Natural Language Processing Group (NLP)
Daniel Klein, Alexandre Bouchard-Cote, John Sturdy DeNero, Aria Delier Haghighi, Percy Shuo Liang, Adam David Pauls, Slav Orlinov Petrov and David Burkett
National Science Foundation, Microsoft, MICRO and Defense Advanced Research Projects Agency
The Berkeley Natural Language Processing Group builds systems which analyze and understand human language data. We combine statistical modeling techniques with linguistically rich structural representations to efficiently deal with the complexities and ambiguities of natural language. A particular focus of our group is on building systems that maximize elegance, accuracy, and efficiency.

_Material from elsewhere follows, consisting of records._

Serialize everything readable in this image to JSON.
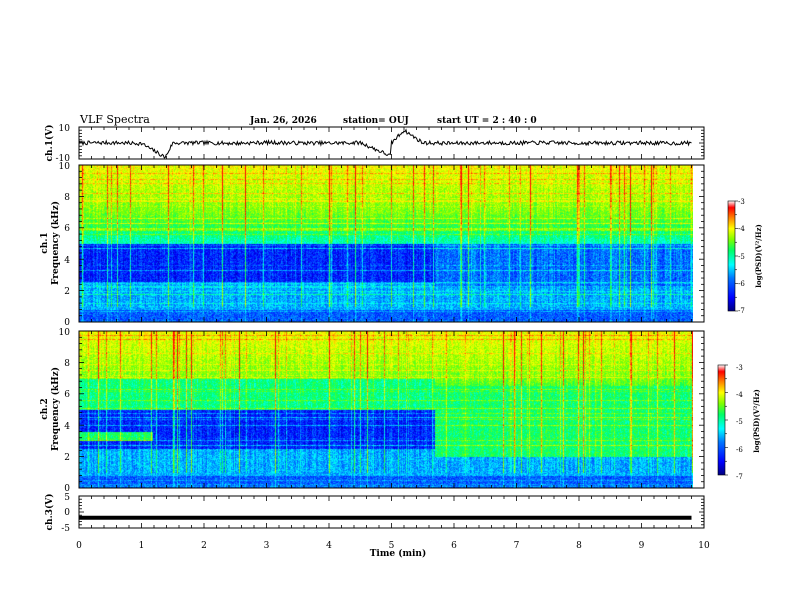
{
  "header": {
    "title": "VLF Spectra",
    "date": "Jan. 26, 2026",
    "station": "station= OUJ",
    "start": "start  UT =  2 : 40 : 0"
  },
  "colors": {
    "colormap": [
      "#00007f",
      "#0000ff",
      "#0077ff",
      "#00ffff",
      "#00ff66",
      "#7fff00",
      "#ffff00",
      "#ff7f00",
      "#ff0000",
      "#ffffff"
    ]
  },
  "chart_data": [
    {
      "type": "line",
      "id": "ch1-waveform",
      "ylabel": "ch.1(V)",
      "ylim": [
        -10,
        10
      ],
      "yticks": [
        "10",
        "-10"
      ],
      "x": [
        0,
        0.5,
        1,
        1.38,
        1.5,
        2,
        2.5,
        3,
        3.5,
        4,
        4.5,
        4.98,
        5,
        5.2,
        5.5,
        6,
        6.5,
        7,
        7.5,
        8,
        8.5,
        9,
        9.5,
        9.8
      ],
      "y": [
        0,
        0.2,
        -0.3,
        -9,
        0,
        0.1,
        -0.2,
        0.3,
        0,
        -0.1,
        0.2,
        -8,
        0,
        8,
        0.1,
        -0.2,
        0.1,
        0,
        0.2,
        -0.1,
        0,
        0.1,
        -0.2,
        0
      ]
    },
    {
      "type": "heatmap",
      "id": "ch1-spectrogram",
      "ylabel": "ch.1",
      "ylabel2": "Frequency  (kHz)",
      "xlim": [
        0,
        10
      ],
      "ylim": [
        0,
        10
      ],
      "yticks": [
        "0",
        "2",
        "4",
        "6",
        "8",
        "10"
      ],
      "colorbar": {
        "label": "log(PSD)(V²/Hz)",
        "range": [
          -7,
          -3
        ],
        "ticks": [
          "-3",
          "-4",
          "-5",
          "-6",
          "-7"
        ]
      }
    },
    {
      "type": "heatmap",
      "id": "ch2-spectrogram",
      "ylabel": "ch.2",
      "ylabel2": "Frequency  (kHz)",
      "xlim": [
        0,
        10
      ],
      "ylim": [
        0,
        10
      ],
      "yticks": [
        "0",
        "2",
        "4",
        "6",
        "8",
        "10"
      ],
      "colorbar": {
        "label": "log(PSD)(V²/Hz)",
        "range": [
          -7,
          -3
        ],
        "ticks": [
          "-3",
          "-4",
          "-5",
          "-6",
          "-7"
        ]
      }
    },
    {
      "type": "line",
      "id": "ch3-waveform",
      "ylabel": "ch.3(V)",
      "xlabel": "Time  (min)",
      "xlim": [
        0,
        10
      ],
      "ylim": [
        -5,
        5
      ],
      "yticks": [
        "5",
        "0",
        "-5"
      ],
      "xticks": [
        "0",
        "1",
        "2",
        "3",
        "4",
        "5",
        "6",
        "7",
        "8",
        "9",
        "10"
      ],
      "x": [
        0,
        9.8
      ],
      "y": [
        -1.8,
        -1.8
      ]
    }
  ]
}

Our research covers a range of topics in natural language processing. Broadly, we work on the following areas:
- Linguistic analysis: disambiguating the syntactic and semantic structures of text. Our work in this area includes syntactic parsing, semantic role labeling, and coreference. Some highlights: we currently have an extremely fast parser which is currently the best parser in several languages. Current projects include Parsing, Historical Linguistics, and Unsupervised Coreference;
- Machine translation: mapping text in one language into another. Our current work in MT is focused on syntax-based translation and discriminative learning methods. We have also studied word alignment (translation lexicon learning) heavily and have built several of the best word alignment systems. Current projects include Machine Translation and Word Alignment;
- Speech recognition: transcribing audio into text. We are applying the learning methods from our successful parser to the speech recognition problem; and
- Unsupervised learning: detecting and inducing hidden structure. Humans learn language without supervision, can machines? We have demonstrated that a range of linguistic structure, including grammar, coreference, word classes, and translation lexica can be effectively learned in an unsupervised fashion. Current projects include Parsing, Historical Linguistics, and Unsupervised Coreference.